Крестьяне молчали. Только тот, который возражал, как-то нетерпеливо схватился за свою грудь, что-то, по-видимому, желал возразить, но только мотнул головой и махнул рукой…
— Как вам нравится этакая непосредственность? — обратился он ко мне.
— Да нешто, кабы ежели… — совершенно огорченным тоном заговорил было опять мужик, но барин не дал ему окончить и перебил вопросом:
—
Вместо ответа на этот вопрос другой из порядочных крестьян, все время молчавший, неожиданно и медленно проговорил:
— В случае ежели что, и Евсей твой тоже бы нашего брата не помиловал… Прикажут наказать да прут б руки дадут, так и Евсей твой…
— Ну вот! — стукнув кулаком, завопил барин. — Вот тут и сливайся с ними… Сегодня я сольюсь, а они меня завтра в волости выдерут либо самого заставят драть…
И он, как говорится, «хлопнул» еще рюмку водки и видимо охмелел…
— Теперь еще куплетик, — отирая уж просто ладонью свои усы, продолжал он. — Здешняя помещица отдала свою землю и усадьбу в аренду одной петербургской немке… Эта аренда — тоже превосходнейшая иллюстрация к пониманию теперешних взаимных отношений вот этих господ… Это прелесть, и мы еще поговорим… Не в том дело. Дело в том, что как ни подла и ни жадна эта немецкая тварь, все-таки уж одно незнание языка заставляет ее прибегать к помощи наших соотечественников, то есть к помощи этих же язевских обывателей, против техже язевских обывателей… На ее счастие, в числе этих господ (опять указание на гостей) отыскалось одно удивительно пригодное для этого немецкого животного русское животное. Это еще молодой парень; но такой глубокой природной кровожадности, такой глубокой ненависти к своему брату-крестьянину я решительно не видал, даже не мог предполагать, хотя и теперь порядочно-таки насмотрелся на их взаимную любовь…
— Зверь — уж что… — подтвердил один из крестьян. — Это верно!
— Я понимаю, что могут быть тысячи причин, объясняющих это уродство; дело не в том. В обществе, в общине, какою я предполагал русскую деревню, такой человек — первый враг, язвы сибирской хуже… Всю силу своей умственной деятельности — а парень он не глупый — он устремляет на то, чтобы затруднить отношения, которые приходится иметь ему с крестьянином, своим же односельчанином. Только из какой-то непостижимой потребности делать зло он привязывается к интересам лиц, которые как раз противоположны интересам его близких! — так вернее и жестче для этой немки слуги едва ли сыскать возможно. Эта шельма — его звать Федосей — этот Федосей неусыпно сторожит ее интересы, точно это его кровное добро… Представьте, он выучил почти наизусть (грамотный!) судебные уставы, знает все закорючки, путает ими крестьян и, разумеется, выигрывает процессы.

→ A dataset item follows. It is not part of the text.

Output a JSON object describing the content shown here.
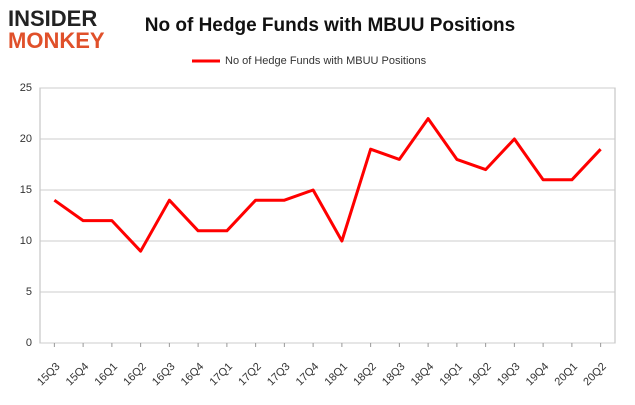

Помимо этой непонятной злобы против своих, он вообще злой человек: он любит смотреть на смерть животных… любит смотреть на страдания… В прошлом году он, например, сжег в печке девять щенят, которых его немка приказала ему утопить… Понимаете ли, ведь надо быть зверем, чтобы решиться на эту операцию, чтобы нарочно растопить прачечную печь и бросать в огонь по одному щенку…
— Я ему сто раз говорил, — вставил свое словечко Марк: — помрешь сам такою же смертью!
— И что ж? И так… И помрет! Верно это!.. — прибавил мужик, огорчившийся словами барина и все время не перестававший о чем-то упорно и горько думать…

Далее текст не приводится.